Sept 26, 2011 (LBO) – Sri Lanka’s bond yields ended lower after seeing unusual volatility dealers said, while the rupee continued to be defended at 110.30 to the dollar in the spot market, dealers said. Sri Lanka’s interest rates have started to move after sustained defence of a dollar peg reduced excess liquidity in money markets.
In the forex market the spot dollar was quoted at the officially defended peg rate of 110.30 rupees amid strong demand, dealers.
The Central Bank’s Treasuries stock, which represents the acquisition of domestic assets to sterilize liquidity lost due to foreign reserve sales, topped 50 billion rupees to 51.6 billion rupees.
Excess liquidity in money market was 31.5 billion rupees.

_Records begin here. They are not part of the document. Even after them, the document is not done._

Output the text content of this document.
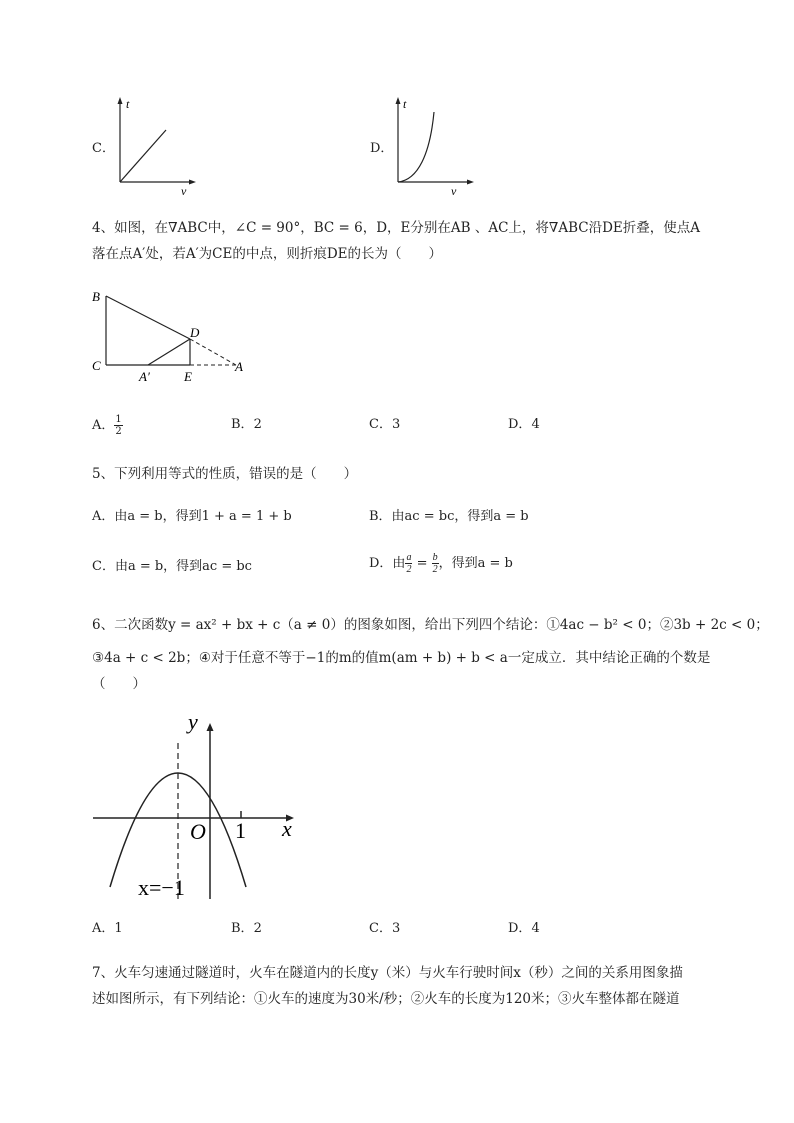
C．
t
v
D．
t
v
4、如图，在∇ABC中，∠C = 90°，BC = 6，D，E分别在AB 、AC上，将∇ABC沿DE折叠，使点A
落在点A′处，若A′为CE的中点，则折痕DE的长为（　　）
B
C
D
A′	E
A
A． $\frac{1}{2}$	B．2	C．3	D．4
5、下列利用等式的性质，错误的是（　　）
A．由a = b，得到1 + a = 1 + b	B．由ac = bc，得到a = b
C．由a = b，得到ac = bc	D．由 $\frac{a}{2} = \frac{b}{2}$ ，得到a = b
6、二次函数y = ax² + bx + c（a ≠ 0）的图象如图，给出下列四个结论：①4ac − b² < 0；②3b + 2c < 0；
③4a + c < 2b；④对于任意不等于−1的m的值m(am + b) + b < a一定成立．其中结论正确的个数是
（　　）
y
x
O 1
x=−1
A．1	B．2	C．3	D．4
7、火车匀速通过隧道时，火车在隧道内的长度y（米）与火车行驶时间x（秒）之间的关系用图象描
述如图所示，有下列结论：①火车的速度为30米/秒；②火车的长度为120米；③火车整体都在隧道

A 2016 bond dropped to dropped to 8.72 percent Monday rose to 8.90 levels and ended the day around 8.82/82 lower than Friday’s closing of 8.90/95 levels.
A 2015 bond dropped to 8.60 percent at opening and closed higher at 8.68/73 percent, easing slightly from Friday’s highs.
“The movement was unseal and reflects the market power of larger players,” a dealer said. “It (volatility) gives opportunities for market players.”
A lower interest rate increases the value of the bond, and higher yield results in a capital loss.